Wednesday, March 25, 2009

The Tender Bar [Moehringer]

Book: The Tender Bar
Author: J.R. Moehringer
Reason for Reading: Book Club
Genre: Nonfiction
Summary: (amazon.com) A Pulitzer-Prize winning writer for the Los Angeles Times, Moehringer grew up fatherless in pub-heavy Manhasset, New York, in a ramshackle house crammed with cousins and ruled by an eccentric, unkind grandfather. Desperate for a paternal figure, he turns first to his father, a DJ whom he can only access via the radio (Moehringer calls him The Voice and pictures him as "talking smoke"). When The Voice suddenly disappears from the airwaves, Moehringer turns to his hairless Uncle Charlie, and subsequently, Uncle Charlie's place of employment--a bar called Dickens that soon takes center stage.

Christine's Review: Dickens-a bar where people of all classes interact, talk politics, literature and befriend each other. Sound familiar? If you've ever seen the tv show Cheers, you have the idea. Picture Sam with a nephew that hung out at the bar throughout his teen years and early 20s and you catch the drift. Moehringer is a product of divorced parents and seeks father figures at the bar. He drinks to celebrate his successes (getting into Yale, getting a new job, etc) and he drinks away his sorrows (struggling at Yale, losing his job, women troubles).

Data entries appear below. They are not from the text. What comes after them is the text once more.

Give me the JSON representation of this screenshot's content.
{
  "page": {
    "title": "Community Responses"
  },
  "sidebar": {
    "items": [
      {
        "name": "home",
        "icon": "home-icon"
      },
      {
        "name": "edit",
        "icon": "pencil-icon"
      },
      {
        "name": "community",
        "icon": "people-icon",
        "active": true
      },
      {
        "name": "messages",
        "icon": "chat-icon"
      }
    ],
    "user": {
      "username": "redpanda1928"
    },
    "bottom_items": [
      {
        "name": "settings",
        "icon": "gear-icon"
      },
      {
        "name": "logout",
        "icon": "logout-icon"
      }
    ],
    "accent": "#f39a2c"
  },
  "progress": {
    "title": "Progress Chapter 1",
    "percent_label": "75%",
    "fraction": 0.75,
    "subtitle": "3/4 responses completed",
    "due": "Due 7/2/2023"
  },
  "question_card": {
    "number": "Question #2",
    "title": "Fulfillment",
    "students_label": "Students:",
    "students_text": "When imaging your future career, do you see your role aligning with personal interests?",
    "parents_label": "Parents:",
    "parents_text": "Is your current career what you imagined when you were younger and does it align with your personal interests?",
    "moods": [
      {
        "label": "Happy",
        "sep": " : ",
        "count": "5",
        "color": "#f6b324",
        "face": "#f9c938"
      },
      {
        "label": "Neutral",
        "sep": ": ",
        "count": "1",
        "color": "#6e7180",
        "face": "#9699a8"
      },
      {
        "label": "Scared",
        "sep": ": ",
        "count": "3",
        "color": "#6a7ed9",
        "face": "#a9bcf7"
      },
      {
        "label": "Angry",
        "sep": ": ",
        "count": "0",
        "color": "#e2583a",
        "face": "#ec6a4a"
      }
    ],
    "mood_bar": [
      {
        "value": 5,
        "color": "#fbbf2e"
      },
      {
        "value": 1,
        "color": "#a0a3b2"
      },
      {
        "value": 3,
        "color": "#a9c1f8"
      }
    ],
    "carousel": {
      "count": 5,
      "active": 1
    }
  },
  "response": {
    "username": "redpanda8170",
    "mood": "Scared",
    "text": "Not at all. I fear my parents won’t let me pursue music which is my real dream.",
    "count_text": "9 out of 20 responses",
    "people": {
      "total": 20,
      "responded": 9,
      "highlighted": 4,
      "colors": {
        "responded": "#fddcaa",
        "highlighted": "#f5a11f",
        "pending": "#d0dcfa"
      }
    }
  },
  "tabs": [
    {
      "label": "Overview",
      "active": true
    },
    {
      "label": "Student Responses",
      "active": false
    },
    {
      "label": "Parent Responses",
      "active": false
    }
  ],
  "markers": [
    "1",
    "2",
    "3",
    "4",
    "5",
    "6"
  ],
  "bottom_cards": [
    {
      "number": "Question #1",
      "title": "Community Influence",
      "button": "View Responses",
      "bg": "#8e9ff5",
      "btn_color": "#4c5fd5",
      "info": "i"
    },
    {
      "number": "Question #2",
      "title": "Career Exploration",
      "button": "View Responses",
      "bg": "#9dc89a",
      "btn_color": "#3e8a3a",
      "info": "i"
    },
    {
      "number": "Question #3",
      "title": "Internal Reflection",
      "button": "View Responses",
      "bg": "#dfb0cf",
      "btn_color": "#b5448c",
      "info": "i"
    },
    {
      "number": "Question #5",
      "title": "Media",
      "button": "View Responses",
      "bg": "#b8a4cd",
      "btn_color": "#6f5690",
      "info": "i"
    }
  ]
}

I kept reading anticipating a big 'event' that would catapult Moehringer forward in life but it never happened. The climax at the end of the book was not really a climax. I never connected with the characters and didn't care about them. After reading The Glass Castle and Running with Scissors this memoir was boring. Moehringer's life wasn't that interesting and while he tried to be introspective in certain sections, I felt it was lacking (does he consider himself an alcoholic? he doesn't really say). Additionally, the writing style, while witty at times, read like a long newspaper article. The flow was 'off.'

Overall, this is a boring read and the story doesn't provide any insight on anything we don't already know.